When she was three, Helen’s father died at the age of 29 from pneumonia during the darkest days of the Great Depression in 1933. Her mother, known as “Alice,” had to give up the family general store to raise Helen and her three siblings alone, scraping together a life as a cleaning woman in office buildings and later, after achieving her U.S. citizenship in 1936, working at a Singer sewing factory on Elizabeth’s outskirts. Helen studied at a private, Polish-language, Roman Catholic grade school in Jersey City, New Jersey, where she became fluent in Polish, before graduating from Ferris High School, where she was a cheerleader. Helen moved with her family to Irvington, New Jersey and then in 1968, she settled with her mother and brother in a house they built in Chatham, New Jersey.

A big believer in family first, Helen cared for her mother until her passing in 1997, while her brother, Stanley Jr., spent months at a time away from home making a living as a captain on trade ships. Helen demonstrated the same devotion in her professional life as the head secretary for a Morris County-based elevator company. Characteristic of a generation of Depression-Era Americans, Helen was a sparky, frugal, no-nonsense woman who didn’t believe in quitting or shying away from personal responsibility. She designed and sewed her own clothes; she decorated the walls of her home with her own oil paintings; she adored musicals on Broadway and on the big screen; she traveled throughout Western Europe during the height of the Cold War, and she never lived without a pet dog. When asked, at age 92, her secret for longevity, she replied: “A glass of red wine, once a day” — and with a wry smile — “for medicinal purposes.”

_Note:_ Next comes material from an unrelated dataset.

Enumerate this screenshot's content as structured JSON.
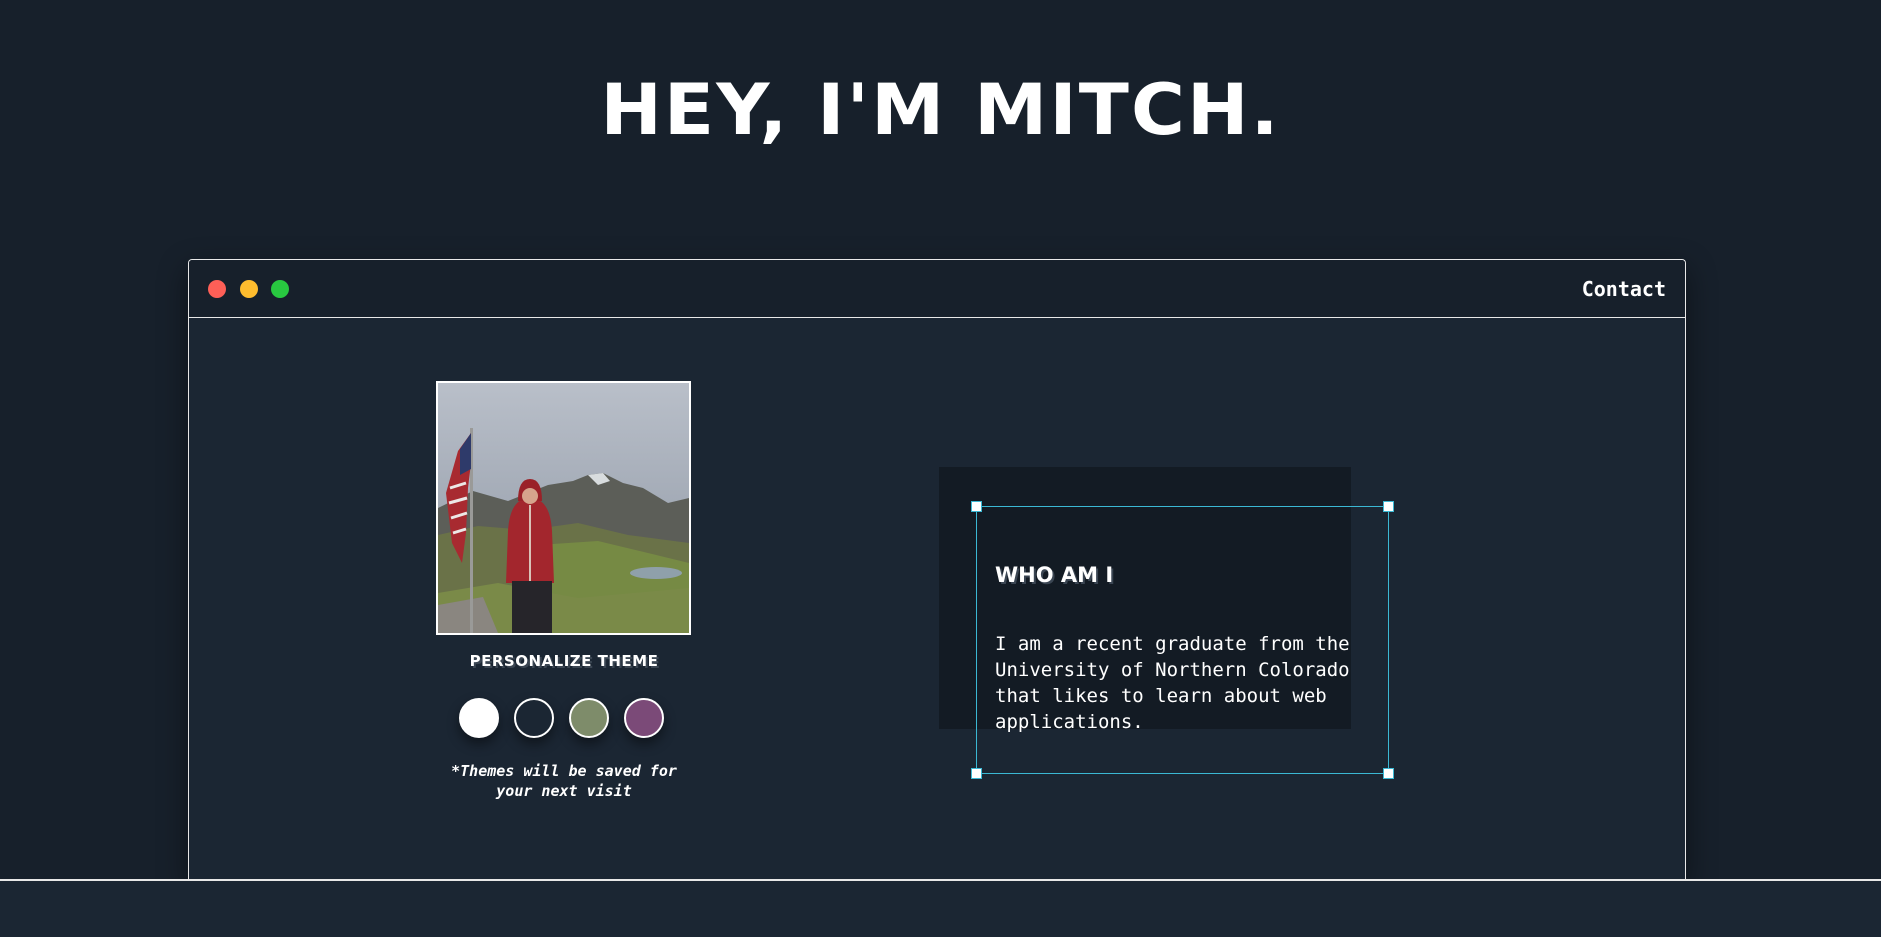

Shortly after retiring, Helen moved with her brother to Citrus County, Florida, in January of 1998. They built a house in Citrus Hills and to this day Helen has lived in the same neighborhood as her beloved sister, Anne, and her nephew, Theodore.

Helen is survived by her two nephews: Theodore J. Lewan, Jr. and Darren Daniel Lewan; her two nieces Bettina Lewan and Andria Plamondon and numerous neighbors and friends.

In lieu of flowers, her family asks that donations be made to the Vitas Inpatient Hospice Unit of Citrus County, 3350 W. Audubon Park Path, Lecanto, FL, 33461.

Helen was a dynamic, resilient woman to the very end. She will be deeply missed but most importantly, Helen will never be forgotten.